At night, Bobby ate with us silently, looking only at his plate. Other than Sara and me, no one in our family had ever done much arguing. Now Bobby and my father battled constantly, their voices loud and desperate.

I argued with my mother about wearing makeup, about going places with my friends. We fought about my hair, the red hair I hated. Finally, I bought a six-pack of black dye capsules and used them all at once. I was on my way out the door with my new raven hair when my mother stopped me.

“You’re not going anywhere until you wash that crap out of your hair.” She actually said
crap
.

“It’s my hair,” I said. “You can’t stop me.”

When she ordered me back upstairs, it drove me over the line.

“You’re just jealous because your hair is gray and ugly. You look like Daddy’s mother.”

It wasn’t true. My mother may have refused to dye her prematurely gray hair, but she was still young and beautiful. But there was something special about my father. His looks, his effortless glamour, had an immediate effect on women. They lit up for him. Even I had seen it.

I’d wanted to hurt my mother, and I sensed I had. I blamed her for the changes in our family I couldn’t even see had taken place.

chapter five

I
BURROWED DEEPER
under the covers. Sunday meant I could sleep as late as I wanted, as the girls would permit. But there was so much to do. Christmas vacation was only a week away. I had to finish shopping, get started on the cards, order Lilly’s doll. I needed to firm up holiday plans with my mother. We might have let her back out of Thanksgiving, but there was no way she was getting out of Christmas.

I heard Julia’s footsteps on our bedroom floor. She climbed in next to me. “Mom,” she said, touching my shoulder. Her voice was tremulous. I turned over, looked at her. She’d been crying. I asked what the matter was.

“I wish I could still believe,” she said. “It’s so sad when it’s gone.”

“When what’s gone?” I asked, brushing the hair from her face. My mother said we indulged the kids too much. I didn’t remember ever crawling in bed with my parents. That bedroom door was shut.

“The magic,” she said.

I wanted to laugh, but she looked so serious. I pulled her close, and said I understood, sensing she was going to keep this up for a while. No one could suffer a loss of faith like Julia. What she needed was an older sister like Sara to toughen her up. Sara once had told me every gift I was getting for Christmas. I don’t know how she knew. I’d had my hands over my ears but she couldn’t be stopped. At Julia’s age, I wore high heels to Christmas dinner, my father and brother in jackets, my mother and sister in dresses and pearls.

I couldn’t remember the last Christmas my parents and the three
of us kids had all been together. I must have been in college. The holiday wasn’t remarkable. I had no idea that my brother would soon stop coming, that I’d barely ever see him again. In the past fourteen years, I’d seen him just once, by accident, six years ago.

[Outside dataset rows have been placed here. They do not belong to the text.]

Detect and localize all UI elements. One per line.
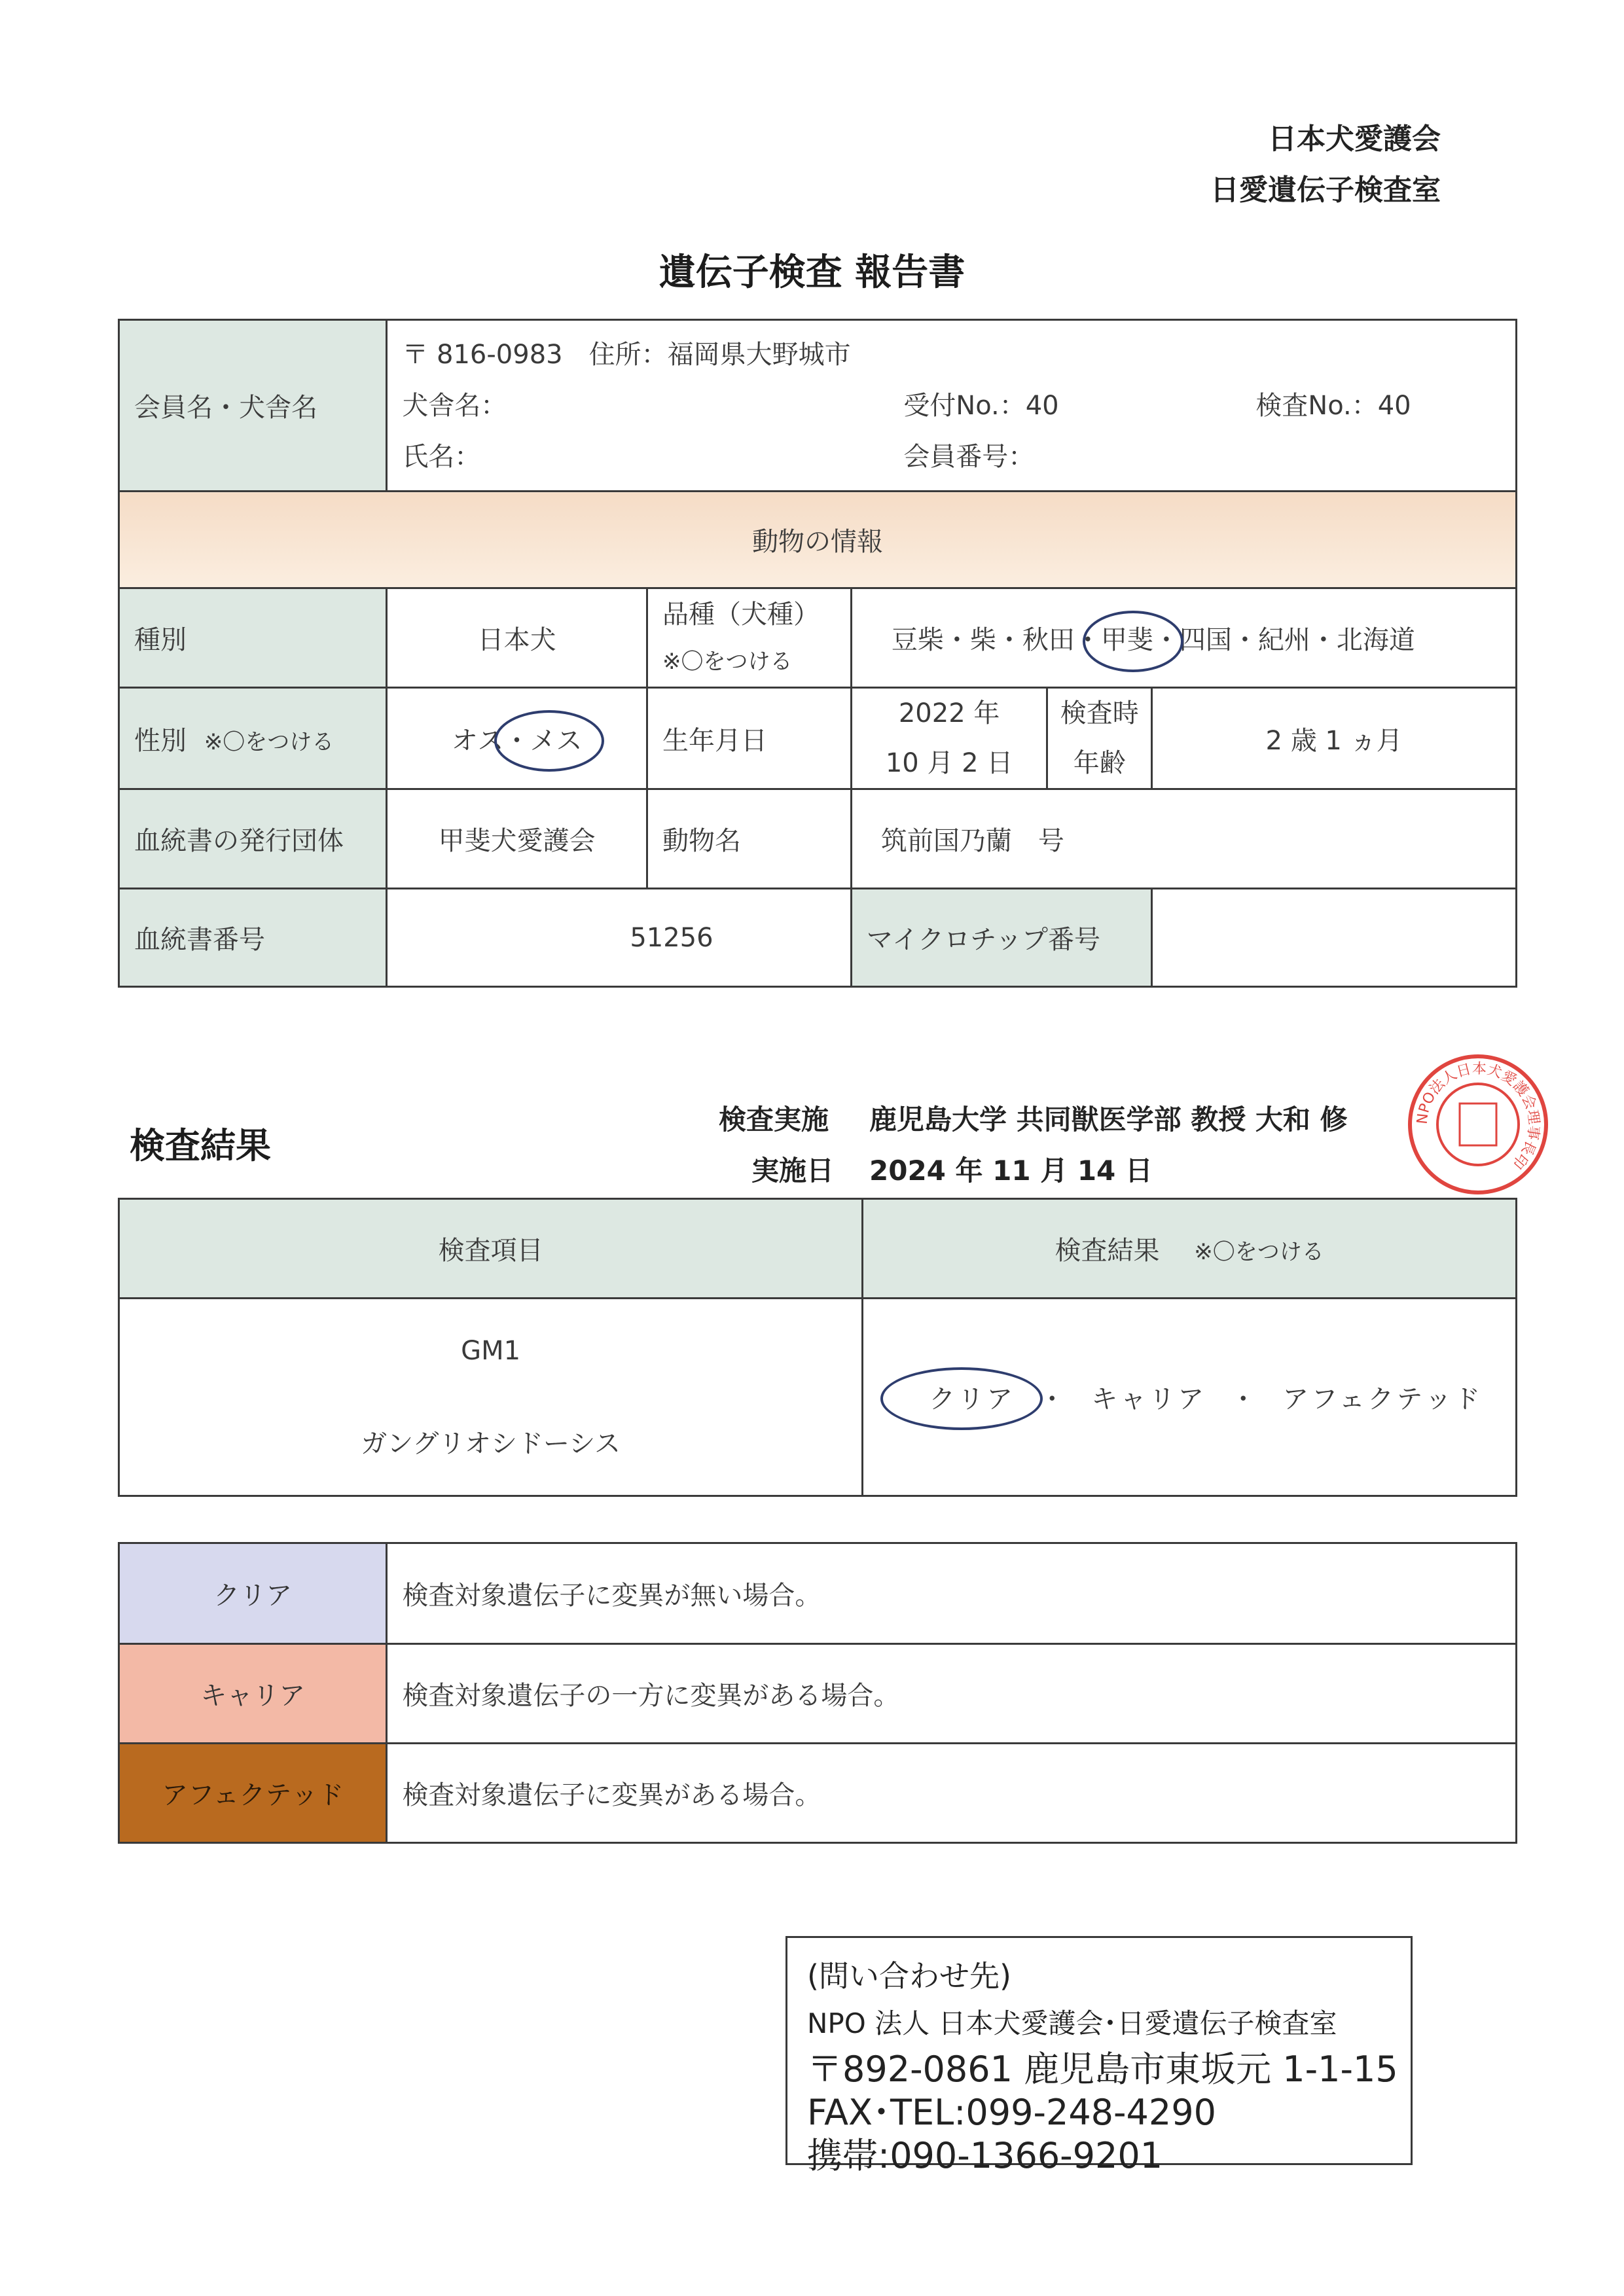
age-label-line1: 検査時 xyxy=(1060,698,1139,728)
birth-year: 2022 年 xyxy=(898,698,1000,728)
date-value: 2024 年 11 月 14 日 xyxy=(869,1155,1153,1187)
legend-term-carrier: キャリア xyxy=(119,1644,387,1744)
birth-month-day: 10 月 2 日 xyxy=(885,748,1013,778)
col-result-header xyxy=(863,1199,1517,1299)
reception-number: 受付No.：40 xyxy=(903,390,1059,421)
sex-note: ※〇をつける xyxy=(204,728,334,755)
svg-text:NPO法人日本犬愛護会理事長印 xyxy=(1415,1061,1542,1172)
animal-info-table xyxy=(118,319,1517,988)
result-options: クリア ・ キャリア ・ アフェクテッド xyxy=(863,1299,1517,1496)
org-lab-name: 日愛遺伝子検査室 xyxy=(1210,173,1441,207)
seal-text: NPO法人日本犬愛護会理事長印 xyxy=(1414,1060,1542,1172)
member-details xyxy=(387,320,1517,492)
breed-option: 紀州 xyxy=(1257,625,1310,655)
result-option: アフェクテッド xyxy=(1282,1384,1483,1414)
result-table xyxy=(118,1198,1517,1497)
legend-desc-clear: 検査対象遺伝子に変異が無い場合。 xyxy=(387,1543,1517,1644)
breed-note: ※〇をつける xyxy=(662,648,793,675)
test-item-code: GM1 xyxy=(461,1335,521,1366)
results-section-title: 検査結果 xyxy=(130,1125,271,1166)
kennel-name-label: 犬舎名： xyxy=(402,390,507,421)
seal-stamp xyxy=(1406,1052,1550,1196)
org-name: 日本犬愛護会 xyxy=(1268,122,1441,156)
selection-circle xyxy=(1083,611,1183,672)
sex-option-selected: メス xyxy=(530,725,583,756)
age-value: 2 歳 1 ヵ月 xyxy=(1152,688,1517,789)
contact-heading: (問い合わせ先) xyxy=(807,1958,1011,1994)
animal-info-band: 動物の情報 xyxy=(119,492,1517,588)
sex-label: 性別 xyxy=(134,725,187,756)
breed-option: 四国 xyxy=(1179,625,1232,655)
contact-mobile: 携帯:090-1366-9201 xyxy=(807,2135,1163,2176)
breed-option-selected: 甲斐 xyxy=(1101,625,1153,655)
postal-address: 〒 816-0983 住所：福岡県大野城市 xyxy=(402,339,851,370)
result-option-selected: クリア xyxy=(929,1384,1015,1414)
registry-number-value: 51256 xyxy=(387,889,852,987)
selection-circle xyxy=(880,1367,1043,1430)
registry-issuer-label: 血統書の発行団体 xyxy=(119,789,387,889)
legend-table xyxy=(118,1542,1517,1844)
microchip-label: マイクロチップ番号 xyxy=(851,889,1151,987)
age-label xyxy=(1047,688,1152,789)
contact-fax-tel: FAX･TEL:099-248-4290 xyxy=(807,2092,1216,2133)
performed-by-label: 検査実施 xyxy=(719,1103,829,1136)
animal-name-value: 筑前国乃蘭 号 xyxy=(851,789,1516,889)
performed-by-value: 鹿児島大学 共同獣医学部 教授 大和 修 xyxy=(869,1103,1348,1136)
document-title: 遺伝子検査 報告書 xyxy=(659,251,965,294)
legend-desc-carrier: 検査対象遺伝子の一方に変異がある場合。 xyxy=(387,1644,1517,1744)
sex-options: オス ・メス xyxy=(387,688,647,789)
registry-issuer-value: 甲斐犬愛護会 xyxy=(387,789,647,889)
legend-term-affected: アフェクテッド xyxy=(119,1744,387,1843)
legend-term-clear: クリア xyxy=(119,1543,387,1644)
contact-org: NPO 法人 日本犬愛護会･日愛遺伝子検査室 xyxy=(807,2007,1337,2039)
species-value: 日本犬 xyxy=(387,588,647,688)
breed-options: 豆柴・柴・秋田・甲斐 ・四国・紀州・北海道 xyxy=(851,588,1516,688)
breed-option: 北海道 xyxy=(1336,625,1415,655)
member-number-label: 会員番号： xyxy=(903,441,1035,472)
member-label: 会員名・犬舎名 xyxy=(119,320,387,492)
breed-option: 柴 xyxy=(969,625,996,655)
contact-box xyxy=(785,1936,1413,2176)
breed-label-cell xyxy=(647,588,852,688)
species-label: 種別 xyxy=(119,588,387,688)
owner-name-label: 氏名： xyxy=(402,441,481,472)
test-item xyxy=(119,1299,863,1496)
col-result-note: ※〇をつける xyxy=(1194,1239,1324,1265)
selection-circle xyxy=(494,710,604,772)
animal-name-label: 動物名 xyxy=(647,789,852,889)
col-result-label: 検査結果 xyxy=(1055,1236,1160,1266)
sex-label-cell xyxy=(119,688,387,789)
breed-label: 品種（犬種） xyxy=(662,599,820,630)
test-number: 検査No.：40 xyxy=(1255,390,1411,421)
birth-value xyxy=(851,688,1047,789)
result-option: キャリア xyxy=(1091,1384,1207,1414)
breed-option: 豆柴 xyxy=(891,625,944,655)
registry-number-label: 血統書番号 xyxy=(119,889,387,987)
contact-address: 〒892-0861 鹿児島市東坂元 1-1-15 xyxy=(807,2049,1398,2090)
col-item-header: 検査項目 xyxy=(119,1199,863,1299)
breed-option: 秋田 xyxy=(1022,625,1075,655)
legend-desc-affected: 検査対象遺伝子に変異がある場合。 xyxy=(387,1744,1517,1843)
age-label-line2: 年齢 xyxy=(1073,748,1126,778)
test-item-name: ガングリオシドーシス xyxy=(361,1428,621,1459)
microchip-value xyxy=(1152,889,1517,987)
sex-option: オス xyxy=(451,725,504,756)
date-label: 実施日 xyxy=(751,1155,835,1187)
birth-label: 生年月日 xyxy=(647,688,852,789)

My mother was still living in the house on Forty-Sixth Street, the house I thought she’d never sell. The girls had coveted these velvet Christmas dresses we’d seen at Macy’s. I’d wanted them, too. Holly red for two-year-old Lilly, midnight blue for nine-year-old Julia. The finery had led somehow to a visit with my mother. The girls and I drove from Berkeley to Sacramento, to the old house on a Saturday, just for the day, the kids decked out in their new dresses.

We had lunch in the dining room where I’d eaten as a girl, a lady’s lunch with china, embossed silver, and white lace, Lilly eating without a spill. Afterward, we went into the living room. The girls banged on the piano. The doorbell rang, and suddenly there was my brother standing at the edge of the room, a slight man, stooped, in a threadbare jacket, his hair graying and wild.